The Tea Cups at Disney--a favorite of my children, only Mommy doesn't like to go too fast!
Why in the world do we like to get dizzy?
It has something to do with our senses.
Did you know that there are more than five senses? Really. There are seven of them, actually. And, the two that we didn't learn about in elementary school are crucial to a child's development.
As a little girl, I remember twirling around and around my grandmother's livingroom with arms extended like a helicopter until I lost my balance and crashed onto the olive-colored plush carpet, the room still spinning.
Or better yet, leaping on a friend's full size trampoline, attempting to defy gravity and grinning from ear to ear!
These two sensations of movement, spinning or jumping up and down, activate the vestibular and proprioceptive senses. You probably haven't heard a lot about these other senses maybe because they are so hard to say, or because they aren't as external as the other senses.
What happens when these two senses are impaired? How would you know? What would it look like?
Well, I found this out the hard way. When my Little Man was about fifteen months old, he still wasn't walking. Temper tantrums were already in full swing, and there were times where I was at my wits end about what to do. I cried out to the Lord in prayer, begging him to help my son and show me what to do.
His pediatrician wasn't too concerned, but sent him to an orthopedic doctor just in case.
The doctor took a look at him and said, "Well, there's nothing wrong structurally. His bones look fine, but because he isn't standing at fifteen months, it could be a CNS issue."
Earning a degree in Communicative Disorders, I knew that CNS meant the central nervous system.
Is there something wrong with his nervous system?

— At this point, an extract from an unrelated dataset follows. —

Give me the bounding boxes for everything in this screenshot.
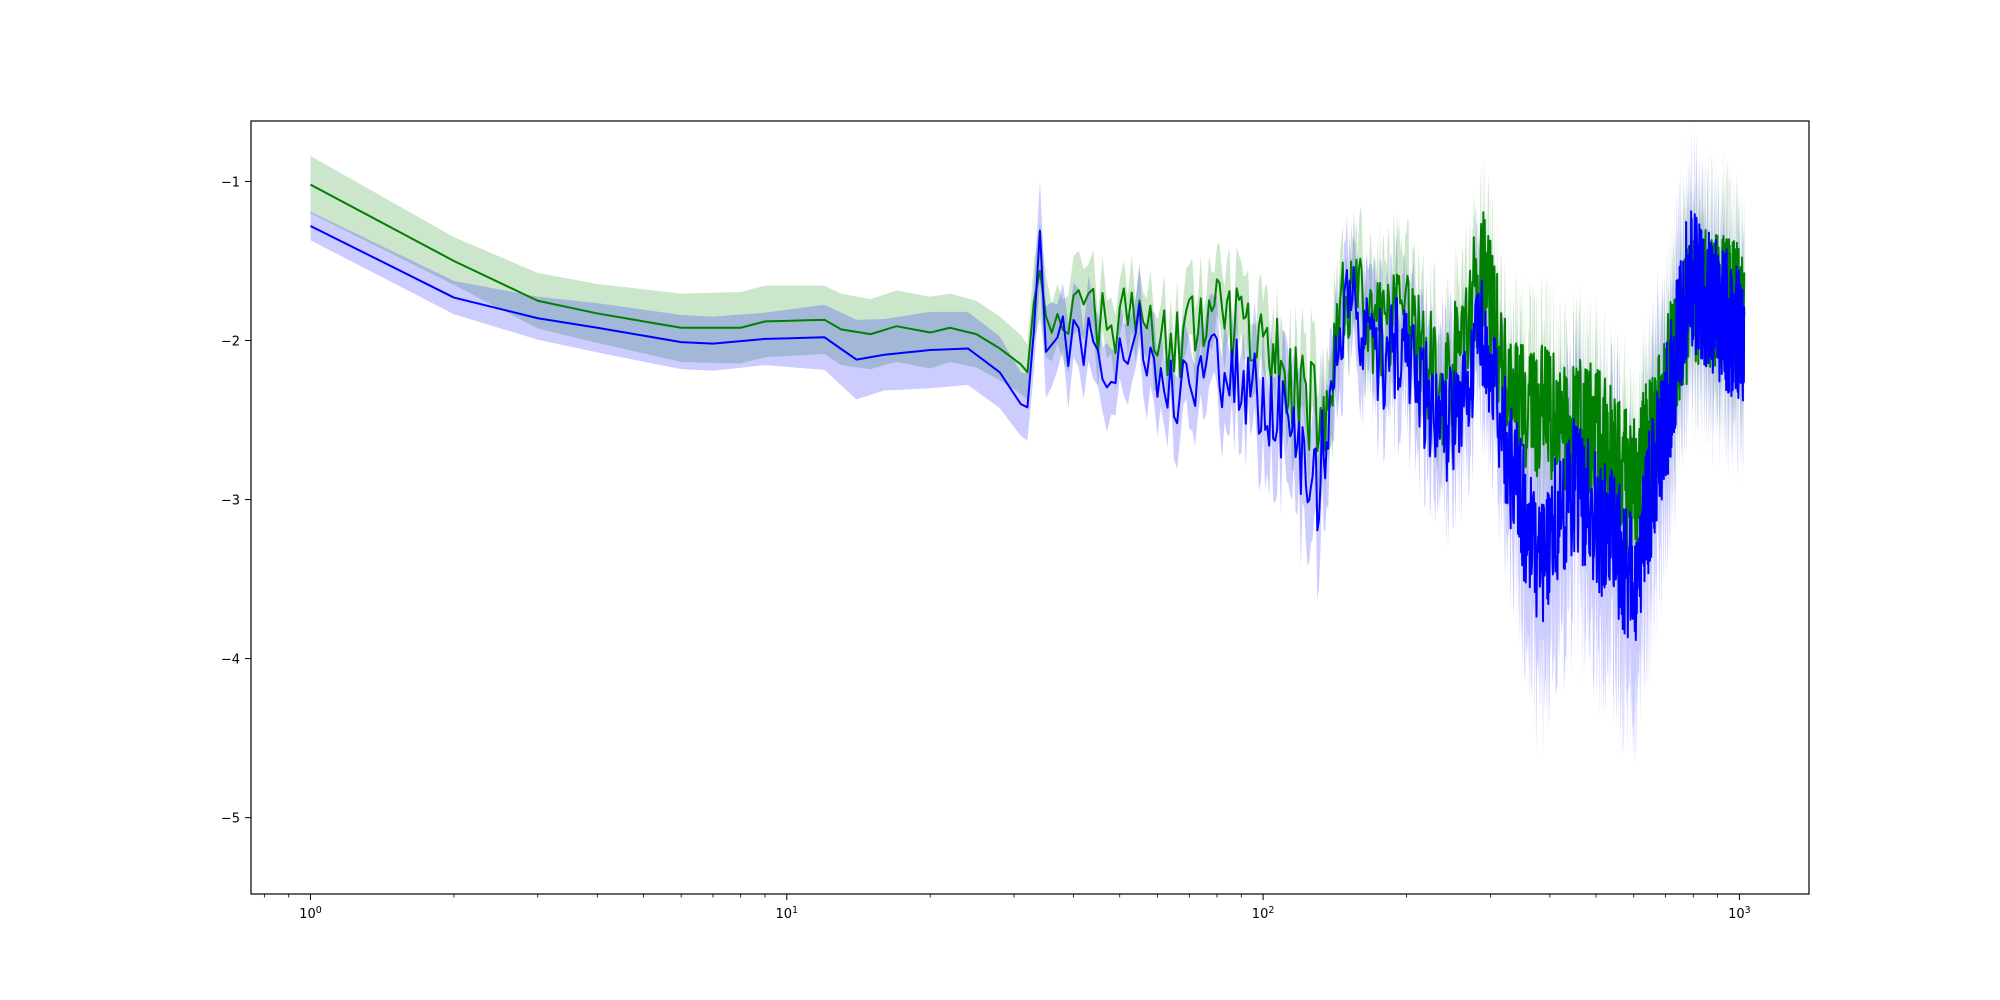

Back in college, I used to be a speech-language pathology assistant for a special needs preschool. There were many children there with cerebral palsy. The therapists and teachers would use therapy brushes and vigorously brushed the children on their legs and arms. It did something positive to their nervous systems.
So, I tried this with my son. I kept brushing him and coaxing him to stand for about a week until he took his first steps. Needless to say, he skipped cruising and standing, which is detrimental for brain development as well, but I'll get to that in a later blog.
Thinking that he was over whatever was causing him to lag behind in his development, I didn't pursue asking his pediatrician to send him to be tested for physical or occupational therapy.
As far as I knew, he didn't have any underlying problem, except that he was a late walker.
By the time, my Little Man was four, he was still having meltdowns, and I started to pursue more answers. I had him tested by our county's early intervention center. His speech was fine, but his gross and fine motor skills were delayed.
The diagnostician had seen many children with my son's same issues and they were diagnosed with sensory processing disorder or SPD. She said it was mild, though, and gave me some activities to do with him at home.
Not content to try to give him therapy alone, I asked his pediatrician to refer him to be tested by someone professional.
Our insurance company only covered one therapy center in town, so that's where we went. The occupational therapist who tested him, also thought he had SPD, as did a psychiatrist who interviewed him.
For the next two years, my Little Man received sensory integration therapy twice a week, then eventually, once a week. I started to see progress in him meeting all his developmental milestones. The temper tantrums waned, because his nervous system was working better at keep his senses all working in-sync.
Reading The Out-of Sync Child, I learned more about SPD, and what I, as a parent, could do to help my child.
Putting, my Little Man on a "sensory diet" would help his brain make new connections so that his nervous system would get even more in-sync.
The sensory diet included activities that would activate his proprioceptive and vestibular senses mostly--those two, rarely talked about senses whose impairments were causing my son to lag behind in his development.
Well, here we are, three years after his diagnosis, and he's come a long way. He no longer is receiving occupational therapy, but I have continued his sensory diet for the time being.
He is also going to be tested for vision therapy because he has complained about seeing double and skips words while reading.
While my Little Man is not cured, I've seen him come a long way. At six years old, he is so much more affectionate now, and loves to play with his siblings. He's loving math, and even reading in small bits. He recently went on a camping trip with his daddy and was the first to try the zip line.
Being thankful to the Lord that I am not alone in this has helped me to have peace every step of the way. He has the power to heal and the grace to bear me up when that is not His will.
I still have questions; I still don't totally get all the in's and out's of SPD, but I don't think I have to. Just knowing that Jesus loves me is enough, and He loves my Little Man--that's definitely enough!
"Such knowledge is too wonderful for me; It is high, I cannot attain it...for you created my inmost parts, you knit me together in my mother's womb. I praise you for I am fearfully and wonderfully made. Wonderful are your works, and that my soul knows well.(Psalm 139: 6, 13-14)."